Все превратились в каменщиков, хлопотали с кирпичами, сносили к месту работ обломки от вчерашнего погрома, выламывали внутренние простенки и старые эскарпы и громоздили все вдоль тыльной стороны наружных стен. Не было недостатка в добровольцах: таскали кирпичи, носили воду, месили известь не только шляхтичи со своею челядью, но даже женщины стремились посильно быть полезными. Кордецкий сидел на кучке камней с четками в руках и громко возглашал слова молитвы. По временам он делал перерыв, хватался то за ту, то за другую тяжесть и украдкой переносил ее куда следует, стараясь, чтобы никто не заметил, как ребенок, избегающий попасться на глаза старшим, когда играет с запрещенною игрушкой. Прочие ксендзы, не таясь, носили и камни, и воду. За этим занятием их застал своевременный звон монастырских колоколов, призывавших на хоры, к полуночному бдению, и они ушли; а из костела стал доноситься отголосок молившегося люда. Какою торжественностью полны отзвуки молитвы среди ночного мрака! Слышатся в них и шумы леса, разговаривающего с небом, и морской прибой, от века и до века поющий ту же скорбную и таинственную песнь.

Мир засыпал, убаюканный молитвой старцев. Они одни докучали небу молитвенными воздыханиями за всех, спящих во грехе, уставших жить, равнодушных к Богу. Слабый свет нескольких желтых восковых свечей льется на лица предстоящих, и полные тоски, и горящие одушевлением, и пылающие радостью, и пригнетенные мучениями совести.

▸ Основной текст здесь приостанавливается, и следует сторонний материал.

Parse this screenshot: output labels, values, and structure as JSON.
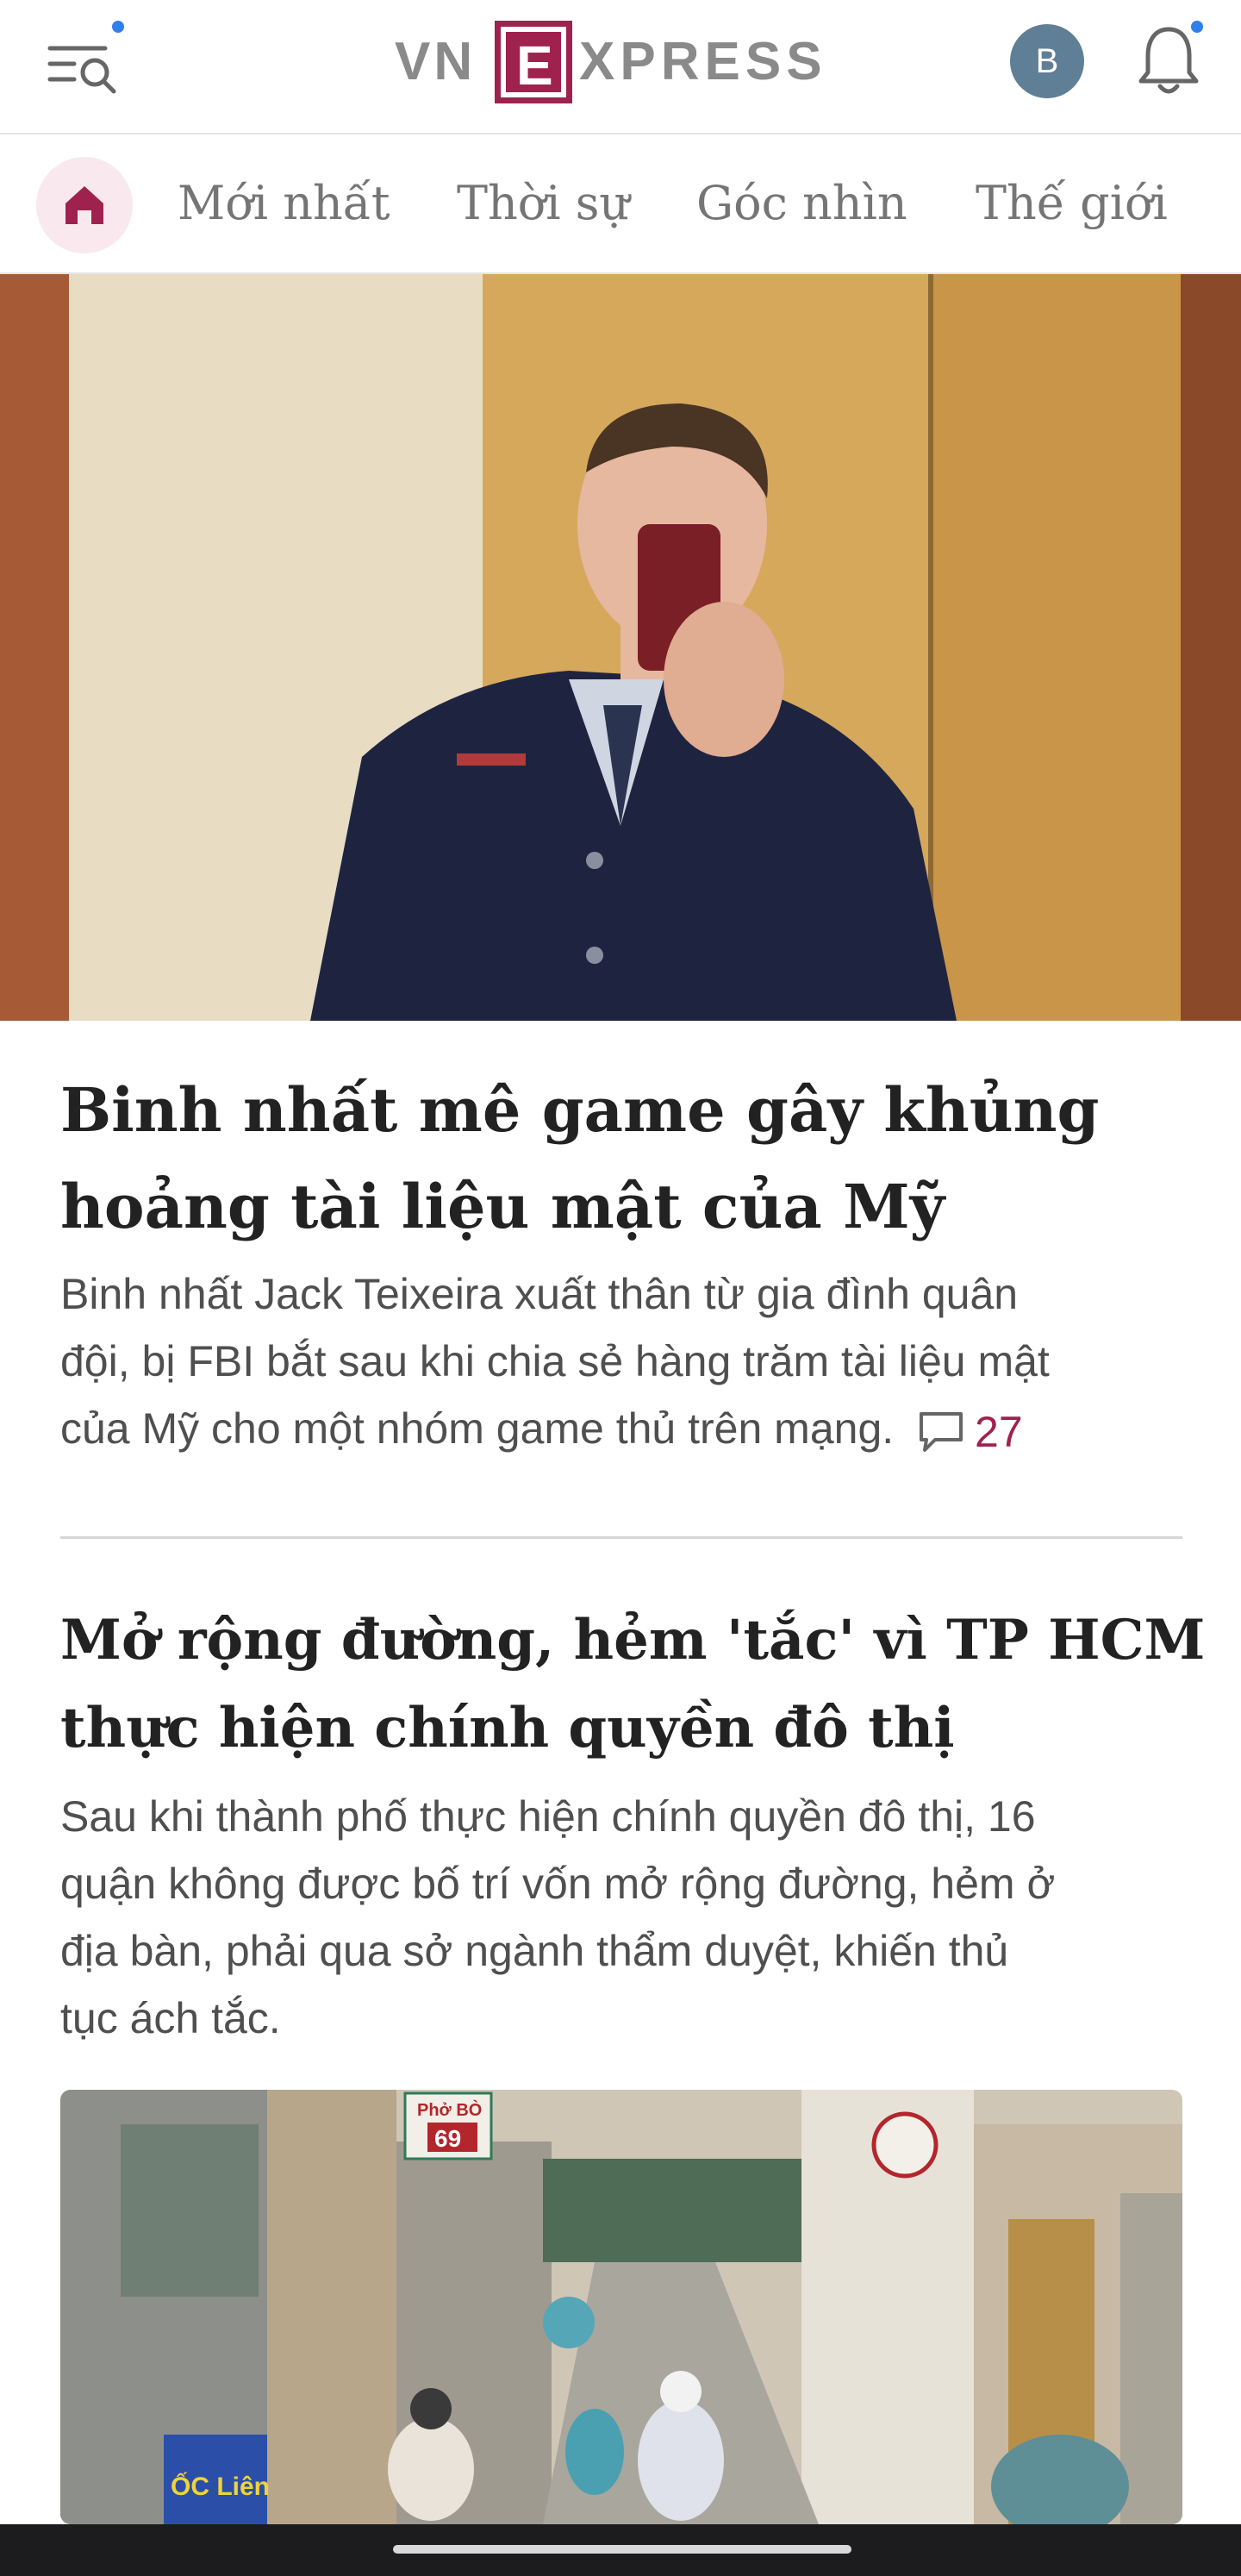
{
  "app": {
    "name": "VnExpress"
  },
  "header": {
    "logo_text": "VNEXPRESS",
    "avatar_initial": "B",
    "brand_color": "#9f224e",
    "notification_dot_color": "#2f80ed",
    "menu_icon": "menu-search-icon",
    "bell_icon": "bell-icon"
  },
  "nav": {
    "home_icon": "home-icon",
    "items": [
      {
        "label": "Mới nhất"
      },
      {
        "label": "Thời sự"
      },
      {
        "label": "Góc nhìn"
      },
      {
        "label": "Thế giới"
      }
    ]
  },
  "articles": [
    {
      "title_line1": "Binh nhất mê game gây khủng",
      "title_line2": "hoảng tài liệu mật của Mỹ",
      "desc_line1": "Binh nhất Jack Teixeira xuất thân từ gia đình quân",
      "desc_line2": "đội, bị FBI bắt sau khi chia sẻ hàng trăm tài liệu mật",
      "desc_line3": "của Mỹ cho một nhóm game thủ trên mạng.",
      "comment_count": "27",
      "image": "photo-soldier-selfie"
    },
    {
      "title_line1": "Mở rộng đường, hẻm 'tắc' vì TP HCM",
      "title_line2": "thực hiện chính quyền đô thị",
      "desc_line1": "Sau khi thành phố thực hiện chính quyền đô thị, 16",
      "desc_line2": "quận không được bố trí vốn mở rộng đường, hẻm ở",
      "desc_line3": "địa bàn, phải qua sở ngành thẩm duyệt, khiến thủ",
      "desc_line4": "tục ách tắc.",
      "image": "photo-alley-street",
      "signs": {
        "sign1": "Phở BÒ",
        "sign2": "69",
        "sign3": "ỐC Liên"
      }
    }
  ]
}
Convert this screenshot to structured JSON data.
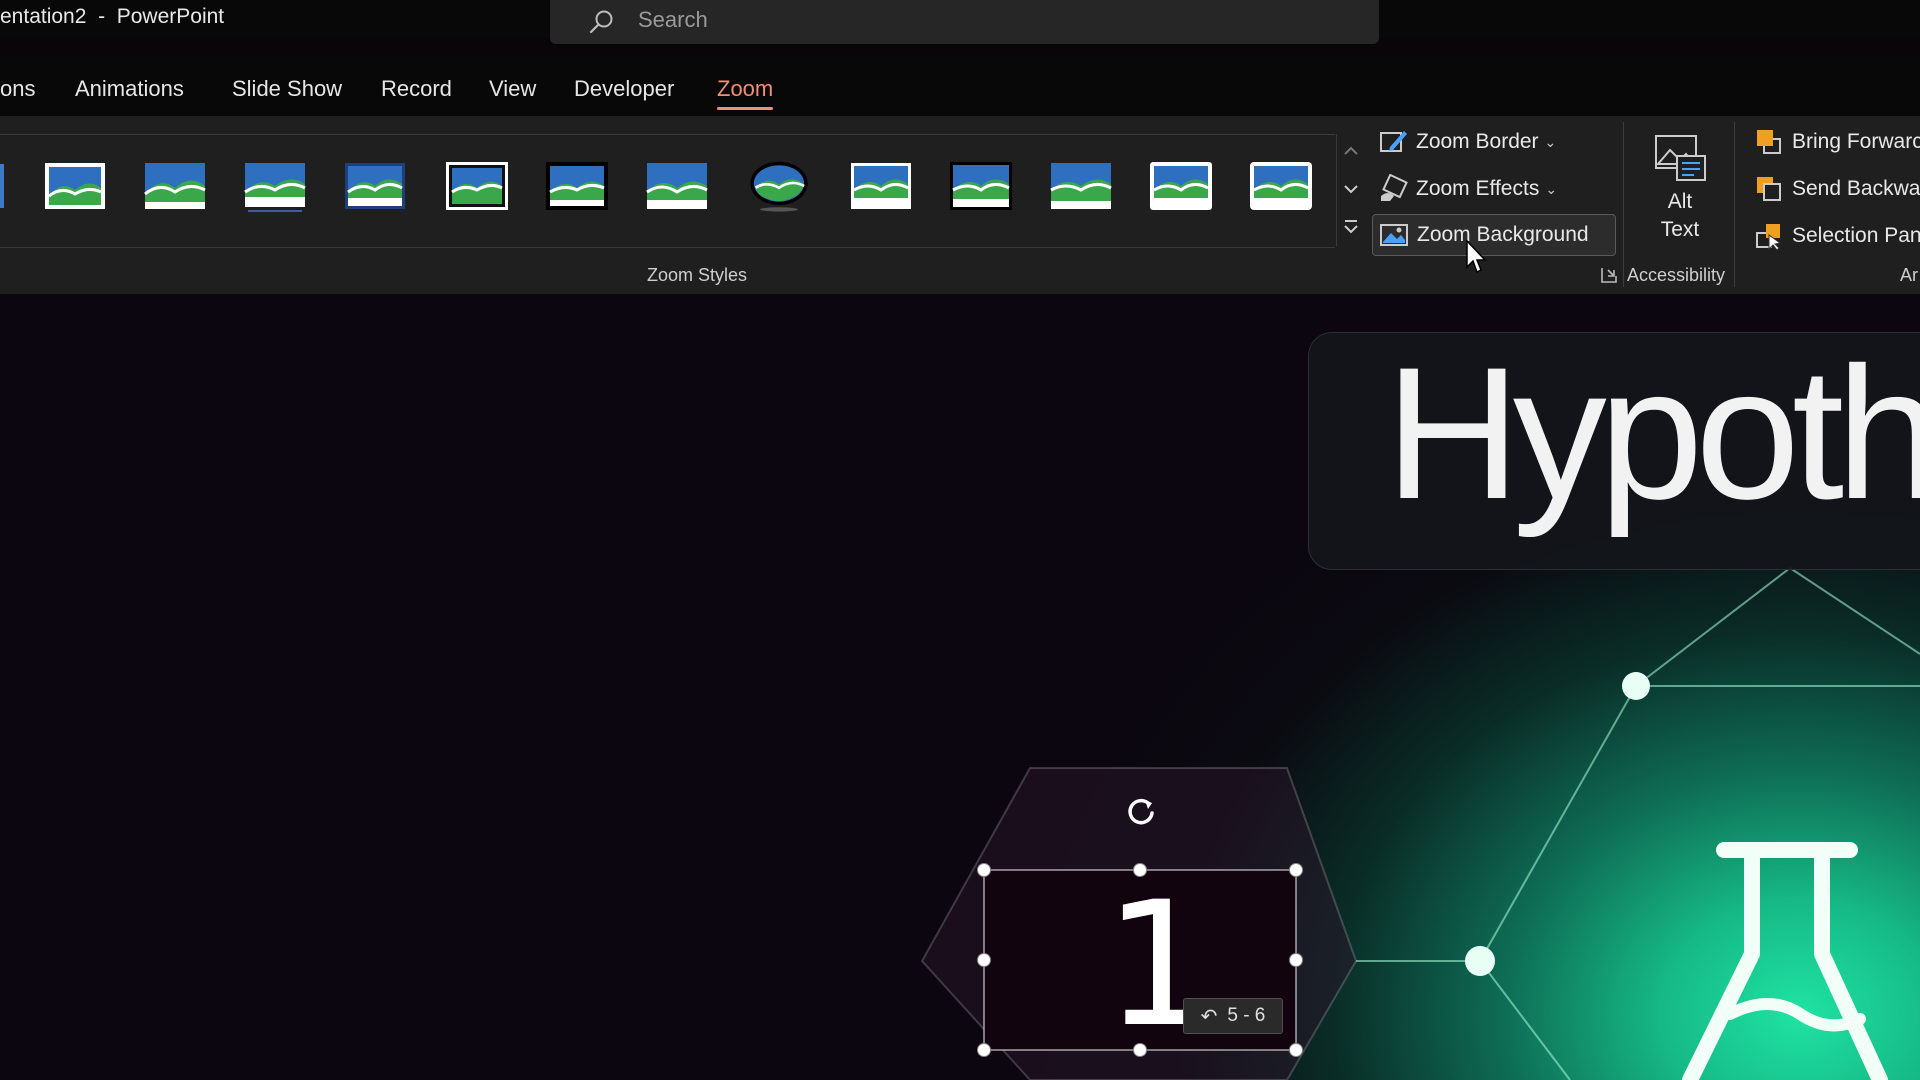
{
  "titlebar": {
    "title": "entation2  -  PowerPoint",
    "search_placeholder": "Search"
  },
  "menu": {
    "tabs": [
      {
        "label": "ons"
      },
      {
        "label": "Animations"
      },
      {
        "label": "Slide Show"
      },
      {
        "label": "Record"
      },
      {
        "label": "View"
      },
      {
        "label": "Developer"
      },
      {
        "label": "Zoom"
      }
    ],
    "active": "Zoom"
  },
  "ribbon": {
    "zoom_styles_label": "Zoom Styles",
    "zoom_border": "Zoom Border",
    "zoom_effects": "Zoom Effects",
    "zoom_background": "Zoom Background",
    "alt_text_line1": "Alt",
    "alt_text_line2": "Text",
    "accessibility_label": "Accessibility",
    "bring_forward": "Bring Forwarc",
    "send_backward": "Send Backwar",
    "selection_pane": "Selection Pane",
    "arrange_label": "Ar"
  },
  "slide": {
    "title_text": "Hypoth",
    "zoom_number": "1",
    "zoom_range": "5 - 6"
  },
  "colors": {
    "accent_tab": "#f08f73",
    "glow": "#1fe3a3",
    "ribbon_bg": "#1f1f1f"
  },
  "icons": [
    "search-icon",
    "zoom-border-icon",
    "zoom-effects-icon",
    "zoom-background-icon",
    "alt-text-icon",
    "bring-forward-icon",
    "send-backward-icon",
    "selection-pane-icon",
    "rotate-handle-icon",
    "return-arrow-icon",
    "flask-icon",
    "dialog-launcher-icon",
    "mouse-pointer-icon"
  ]
}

В этот день мрачная торжественность картины усугублялась напоминанием об окружавшей смерти: внизу, под хорами, на полу костела, стояли три убогих гроба из некрашеных досок с останками убитых, покрытые черными покровами. Эти уж победили смерть… те еще воюют. Окруженные тенями ночи, виднеются бледные лица павших, белеющие на фоне тесного последнего убежища… На покровах резко выступают вышитые трупные головы и кости… То внизу… А наверху, на хорах, одетые в белый саван, молятся братья-смертники за живых и мертвых: за них, за самих себя, за всех.

Аминь!.. Раздалось под сводами костела, и среди пустеющих аркад слышно было только шарканье ног удалявшихся монахов. Покойники остались одни, на страже смерти, а с ними, с головой закутанный в капюшон монах, медленно читавший полные значения слова: "Господь, Твоя защита и прибежище Твое, над десницею Твоею. Днем ни солнце не будет согревать тебя, ни месяц освещать ночи твои. Господь Бог хранит тебя от всякого зла, Господь Бог стережет душу твою".

Туманное утро застало еще всех за работой; медленно, сквозь заслоны мглистой изморози, пробивался сонливый, грустный, сыроватый, осенний рассвет. На стенах повсюду еще были люди, но ночной труд уже счастливо близился к концу. Приор, положивший первый камень, осенив его знамением креста, положил и последний с тем же святым напутствием.

— Во славу Твою, Господи, в посрамление врагов веры Твоей святой!

— Аминь! — сказали все, обнажая головы.

И настоятель пошел вдоль стен, окропляя их святою водой и шепча слова молитвы.